Here's a simple solution using `Nearest`. I've written it assuming the sites are in a list `ps`, rather than embedded inside a function `p`; I think this is easier to generate and manipulate. You may want to modify the code as appropriate.

    num = 5000;
    ps = RandomInteger[{1, 100}, {num, 2}];

    nf = Nearest[Table[ps[[i]] -> i, {i, Length[ps]}]]

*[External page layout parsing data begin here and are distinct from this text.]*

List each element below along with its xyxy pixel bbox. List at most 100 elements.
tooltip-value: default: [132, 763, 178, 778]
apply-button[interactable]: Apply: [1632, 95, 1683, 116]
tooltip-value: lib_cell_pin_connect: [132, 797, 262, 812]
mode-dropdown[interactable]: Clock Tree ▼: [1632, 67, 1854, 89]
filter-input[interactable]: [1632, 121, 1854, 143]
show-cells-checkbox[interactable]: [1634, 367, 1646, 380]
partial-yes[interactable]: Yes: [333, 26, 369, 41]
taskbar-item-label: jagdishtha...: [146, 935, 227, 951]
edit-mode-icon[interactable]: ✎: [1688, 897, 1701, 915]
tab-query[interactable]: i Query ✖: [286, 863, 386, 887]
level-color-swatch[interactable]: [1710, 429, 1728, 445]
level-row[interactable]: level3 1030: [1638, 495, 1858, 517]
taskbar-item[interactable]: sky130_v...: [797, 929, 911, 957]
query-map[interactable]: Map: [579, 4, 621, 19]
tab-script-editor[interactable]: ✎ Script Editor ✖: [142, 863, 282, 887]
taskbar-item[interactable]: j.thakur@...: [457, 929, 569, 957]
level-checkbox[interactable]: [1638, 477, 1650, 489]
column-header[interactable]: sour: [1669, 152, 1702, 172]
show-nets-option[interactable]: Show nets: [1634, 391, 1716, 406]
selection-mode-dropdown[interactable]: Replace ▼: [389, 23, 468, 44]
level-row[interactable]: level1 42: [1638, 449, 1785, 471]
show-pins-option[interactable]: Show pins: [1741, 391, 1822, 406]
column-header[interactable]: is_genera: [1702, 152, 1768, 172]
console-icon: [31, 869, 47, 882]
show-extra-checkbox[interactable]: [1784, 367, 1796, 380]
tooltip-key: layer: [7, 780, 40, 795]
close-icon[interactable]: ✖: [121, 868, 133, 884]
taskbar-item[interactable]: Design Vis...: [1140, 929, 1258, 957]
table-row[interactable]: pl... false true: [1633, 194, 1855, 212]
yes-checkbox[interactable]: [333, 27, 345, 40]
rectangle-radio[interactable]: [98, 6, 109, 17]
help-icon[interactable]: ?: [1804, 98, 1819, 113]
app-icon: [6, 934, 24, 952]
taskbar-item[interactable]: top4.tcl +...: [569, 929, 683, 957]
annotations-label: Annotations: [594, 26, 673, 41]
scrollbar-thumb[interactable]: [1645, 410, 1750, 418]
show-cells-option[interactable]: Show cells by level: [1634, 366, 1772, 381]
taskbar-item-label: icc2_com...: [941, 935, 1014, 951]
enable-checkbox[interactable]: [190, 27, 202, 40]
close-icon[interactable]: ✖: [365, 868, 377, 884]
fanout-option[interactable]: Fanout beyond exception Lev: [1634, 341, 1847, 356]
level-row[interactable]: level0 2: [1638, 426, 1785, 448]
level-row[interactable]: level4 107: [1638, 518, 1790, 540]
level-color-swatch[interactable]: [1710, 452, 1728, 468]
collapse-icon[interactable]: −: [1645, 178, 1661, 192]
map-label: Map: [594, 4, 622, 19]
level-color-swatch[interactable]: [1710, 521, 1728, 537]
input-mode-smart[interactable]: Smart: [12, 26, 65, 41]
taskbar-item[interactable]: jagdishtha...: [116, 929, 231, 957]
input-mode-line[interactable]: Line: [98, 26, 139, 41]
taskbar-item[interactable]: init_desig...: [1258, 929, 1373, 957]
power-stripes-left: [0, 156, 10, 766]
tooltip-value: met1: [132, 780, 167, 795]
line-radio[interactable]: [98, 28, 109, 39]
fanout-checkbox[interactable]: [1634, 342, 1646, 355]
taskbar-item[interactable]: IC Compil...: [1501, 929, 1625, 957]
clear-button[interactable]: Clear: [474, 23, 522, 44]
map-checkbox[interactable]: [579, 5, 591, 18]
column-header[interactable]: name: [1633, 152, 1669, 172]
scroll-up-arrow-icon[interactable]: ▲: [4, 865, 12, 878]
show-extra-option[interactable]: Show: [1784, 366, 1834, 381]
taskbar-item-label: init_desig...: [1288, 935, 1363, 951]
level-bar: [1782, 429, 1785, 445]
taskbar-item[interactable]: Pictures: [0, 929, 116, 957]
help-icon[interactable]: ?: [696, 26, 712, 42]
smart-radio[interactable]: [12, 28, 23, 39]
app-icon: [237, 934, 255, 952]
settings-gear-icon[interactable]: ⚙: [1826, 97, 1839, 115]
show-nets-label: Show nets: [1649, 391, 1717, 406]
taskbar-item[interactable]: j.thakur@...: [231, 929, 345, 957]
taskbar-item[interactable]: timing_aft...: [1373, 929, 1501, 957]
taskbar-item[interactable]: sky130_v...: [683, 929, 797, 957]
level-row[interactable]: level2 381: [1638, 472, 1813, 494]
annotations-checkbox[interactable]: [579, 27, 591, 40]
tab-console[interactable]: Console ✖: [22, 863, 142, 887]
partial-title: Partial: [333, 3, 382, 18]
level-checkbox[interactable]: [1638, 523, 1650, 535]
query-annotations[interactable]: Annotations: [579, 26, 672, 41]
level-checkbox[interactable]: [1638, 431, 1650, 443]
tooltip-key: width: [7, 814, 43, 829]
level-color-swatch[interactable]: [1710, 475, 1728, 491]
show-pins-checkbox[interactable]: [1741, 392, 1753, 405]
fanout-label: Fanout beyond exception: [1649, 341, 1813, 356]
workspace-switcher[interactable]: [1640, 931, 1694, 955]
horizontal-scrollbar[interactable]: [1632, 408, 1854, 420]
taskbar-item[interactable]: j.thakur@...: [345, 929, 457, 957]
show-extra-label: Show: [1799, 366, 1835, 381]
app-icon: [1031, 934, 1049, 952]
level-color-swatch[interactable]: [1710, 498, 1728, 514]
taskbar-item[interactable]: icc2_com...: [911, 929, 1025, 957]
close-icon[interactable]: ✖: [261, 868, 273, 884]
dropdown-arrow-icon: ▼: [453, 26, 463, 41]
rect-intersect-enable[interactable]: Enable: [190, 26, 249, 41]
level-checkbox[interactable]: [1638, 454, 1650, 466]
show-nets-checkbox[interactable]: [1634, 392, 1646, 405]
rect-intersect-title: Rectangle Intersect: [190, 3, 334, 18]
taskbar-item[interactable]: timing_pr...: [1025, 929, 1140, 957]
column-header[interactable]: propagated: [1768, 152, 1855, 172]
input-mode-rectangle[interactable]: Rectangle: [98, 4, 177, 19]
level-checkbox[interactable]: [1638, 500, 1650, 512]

    upToNthNearestSites[k_, 0] := {k} (* the "zeroth" nearest neighbour, i.e. itself *)
    upToNthNearestSites[k_, n_] := Module[{pk, near, d},
      pk = ps[[k]];
      near = upToNthNearestSites[k, n - 1]; (* get the nearest neighbours up to order n-1 *)
      near = nf[pk, Length[near] + 1]; (* get one more; this is one of the nth nearest *)
      d = N@EuclideanDistance[pk, ps[[Last@near]]]; (* distance to the nth nearest *)
      nf[pk, {Infinity, d}] (* the solution is all the sites up to that distance *)
      ]
    nthNearestSites[k_, n_] := Module[{pk, near0, near, d},
      pk = ps[[k]];
      near0 = upToNthNearestSites[k, n - 1];
      near = nf[pk, Length[near0] + 1];
      d = N@EuclideanDistance[pk, ps[[Last@near]]];
      near = nf[pk, {Infinity, d}];
      Complement[near, near0] (* same as above except remove neighbours closer than n *)
      ]

The nearest neighbours to the $k$th site are given by `nthNearestSites[k, 1]`, the second nearest by `nthNearestSites[k, 2]`, and so on. On my machine, even with a *million* points, the initial construction of `nf` takes a little over a second, and after that `nthNearestSites[1, 2]` takes negligible time.

P.S.

1. You *could* just define `nthNearestSites[k_, n_] := Complement[upToNthNearestSites[k, n], upToNthNearestSites[k, n - 1]]`, but that would end up evaluating the $(n-1)$th neighbours twice (as well as the $(n-2)$th, the $(n-3)$th, and so on). In the implementation above, it makes exactly $2n$ calls to the `NearestFunction`.

2. I'm not too happy about having to put the `N` around `EuclideanDistance`. Unfortunately, `NearestFunction` doesn't accept something like $\sqrt2$ as the search radius.